While driving through Spokane I saw they have a Thor st, and I was like, well, maybe they don't mean THAT Thor, but they did, because it was right next to Freya st. I was picturing Viking deities sitting around Spokane looking bored.
My path took me all the way across Washington, a little over Idaho, and mostly through Montana. During the night I decided to push to the next rest stop, and in a haze of sleep I passed into Montana without noticing.The next morning when I woke up it was like being in the Misty Mountains, and it took about 50 miles for me to realize I wasn't in Idaho.
At my first rest stop of the day as I was getting back in my car and catching up on correspondences I looked up to see a sixty year old man who looked incredibly spry trot up to a picnic table with a little roof structure over it. He leapt up and grabbed the beams of the roof and started doing chin ups.
The cows all dropped their calves a few months ago.

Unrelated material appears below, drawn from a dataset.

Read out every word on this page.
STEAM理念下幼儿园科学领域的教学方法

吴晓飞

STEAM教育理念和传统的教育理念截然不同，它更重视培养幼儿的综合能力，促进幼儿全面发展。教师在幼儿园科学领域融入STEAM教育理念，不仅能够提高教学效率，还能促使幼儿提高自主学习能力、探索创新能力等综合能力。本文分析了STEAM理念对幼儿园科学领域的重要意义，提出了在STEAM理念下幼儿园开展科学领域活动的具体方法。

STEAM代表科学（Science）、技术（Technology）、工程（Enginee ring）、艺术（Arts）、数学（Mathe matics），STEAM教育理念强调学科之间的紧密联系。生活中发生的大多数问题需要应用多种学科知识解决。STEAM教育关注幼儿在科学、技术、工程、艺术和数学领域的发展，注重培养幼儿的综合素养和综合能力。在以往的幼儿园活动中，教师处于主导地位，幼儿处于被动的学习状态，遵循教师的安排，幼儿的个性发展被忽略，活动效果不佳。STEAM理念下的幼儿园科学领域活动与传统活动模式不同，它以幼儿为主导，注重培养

In Montana I saw a field with one mother cow and there were five calves with her, no other adults. Four of the babies were sprawled completely on their sides unmoving in the rain, while the mom and one calf stood under a tree. I feel like they may have been dead, I wished there was a number I could call up to alert the farmer he might want to check on them.
Taylor's room was right on the corner of the dorms, and outside it was a tiny stump, and under the stump lived a little burrowing mountain creature. Several times when I came outside I'd see it whisk into its hole quick as a flash and there was no way to express why this delighted me so much.

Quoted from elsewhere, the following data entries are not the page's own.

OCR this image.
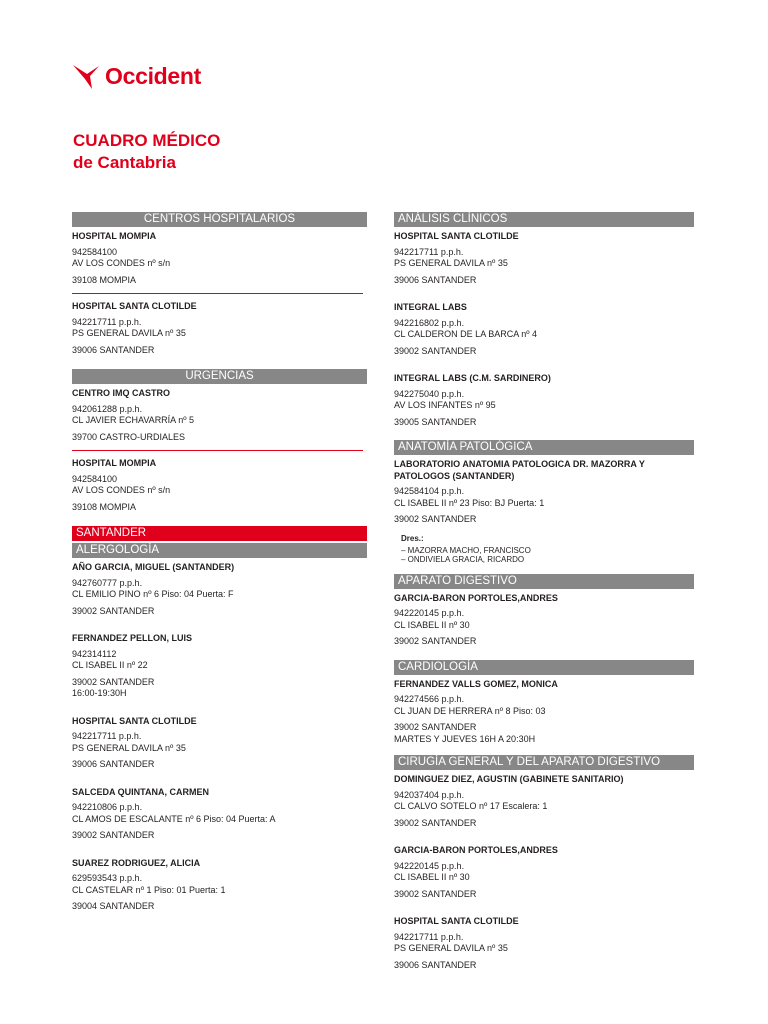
Occident
CUADRO MÉDICO
de Cantabria
CENTROS HOSPITALARIOS
HOSPITAL MOMPIA
942584100
AV LOS CONDES nº s/n
39108 MOMPIA
HOSPITAL SANTA CLOTILDE
942217711 p.p.h.
PS GENERAL DAVILA nº 35
39006 SANTANDER
URGENCIAS
CENTRO IMQ CASTRO
942061288 p.p.h.
CL JAVIER ECHAVARRÍA nº 5
39700 CASTRO-URDIALES
HOSPITAL MOMPIA
942584100
AV LOS CONDES nº s/n
39108 MOMPIA
SANTANDER
ALERGOLOGÍA
AÑO GARCIA, MIGUEL (SANTANDER)
942760777 p.p.h.
CL EMILIO PINO nº 6 Piso: 04 Puerta: F
39002 SANTANDER
FERNANDEZ PELLON, LUIS
942314112
CL ISABEL II nº 22
39002 SANTANDER
16:00-19:30H
HOSPITAL SANTA CLOTILDE
942217711 p.p.h.
PS GENERAL DAVILA nº 35
39006 SANTANDER
SALCEDA QUINTANA, CARMEN
942210806 p.p.h.
CL AMOS DE ESCALANTE nº 6 Piso: 04 Puerta: A
39002 SANTANDER
SUAREZ RODRIGUEZ, ALICIA
629593543 p.p.h.
CL CASTELAR nº 1 Piso: 01 Puerta: 1
39004 SANTANDER
ANÁLISIS CLÍNICOS
HOSPITAL SANTA CLOTILDE
942217711 p.p.h.
PS GENERAL DAVILA nº 35
39006 SANTANDER
INTEGRAL LABS
942216802 p.p.h.
CL CALDERON DE LA BARCA nº 4
39002 SANTANDER
INTEGRAL LABS (C.M. SARDINERO)
942275040 p.p.h.
AV LOS INFANTES nº 95
39005 SANTANDER
ANATOMÍA PATOLÓGICA
LABORATORIO ANATOMIA PATOLOGICA DR. MAZORRA Y
PATOLOGOS (SANTANDER)
942584104 p.p.h.
CL ISABEL II nº 23 Piso: BJ Puerta: 1
39002 SANTANDER
Dres.:
– MAZORRA MACHO, FRANCISCO
– ONDIVIELA GRACIA, RICARDO
APARATO DIGESTIVO
GARCIA-BARON PORTOLES,ANDRES
942220145 p.p.h.
CL ISABEL II nº 30
39002 SANTANDER
CARDIOLOGÍA
FERNANDEZ VALLS GOMEZ, MONICA
942274566 p.p.h.
CL JUAN DE HERRERA nº 8 Piso: 03
39002 SANTANDER
MARTES Y JUEVES 16H A 20:30H
CIRUGÍA GENERAL Y DEL APARATO DIGESTIVO
DOMINGUEZ DIEZ, AGUSTIN (GABINETE SANITARIO)
942037404 p.p.h.
CL CALVO SOTELO nº 17 Escalera: 1
39002 SANTANDER
GARCIA-BARON PORTOLES,ANDRES
942220145 p.p.h.
CL ISABEL II nº 30
39002 SANTANDER
HOSPITAL SANTA CLOTILDE
942217711 p.p.h.
PS GENERAL DAVILA nº 35
39006 SANTANDER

On the drive home I was passing under an overpass and the worst thing ever happened. It seemed some birds were nesting up under it, and as I drove under something fell in front of my car. I saw a desperate flutter, and it looked like two birds were interlocked, they couldn't fly and I couldn't veer, and they thunked sickeningly into my windshield and went spinning away. I love birds, I'm always watching them, even just gulls and seagulls, and the entire rest of the trip every time I looked up to watch them flying I felt painfully guilty.
A coworker had recommended I bring a jug of water in case of engine overheat, so I brought one and left it in my trunk. As I was in the mountain passes on the way home I heard a gurgle of water on my hard right turn. I winced and had to wait for about 20 miles for a rest area to stop and check it out. The jug had cracked on the side and soaked through a newsprint sketchbook in my trunk. Funnily enough it was the same rest stop I'd hit on the first night, just barely inside Montana.
Oddly one of the least scenic portions of the trip turned out to be Washington on the way home. The way I went on the way down was further north, and full of trees and valleys and hills. Following I-90 home was mostly just barren brown hills. It got prettier the farther in I came, and at one point the highway was the perfect bisecting line. On my left was perfectly peerless green fields, so perfect they looked like the photoshopped wallpaper under the blue sky. On my right was cracked, sere, brown wasteland.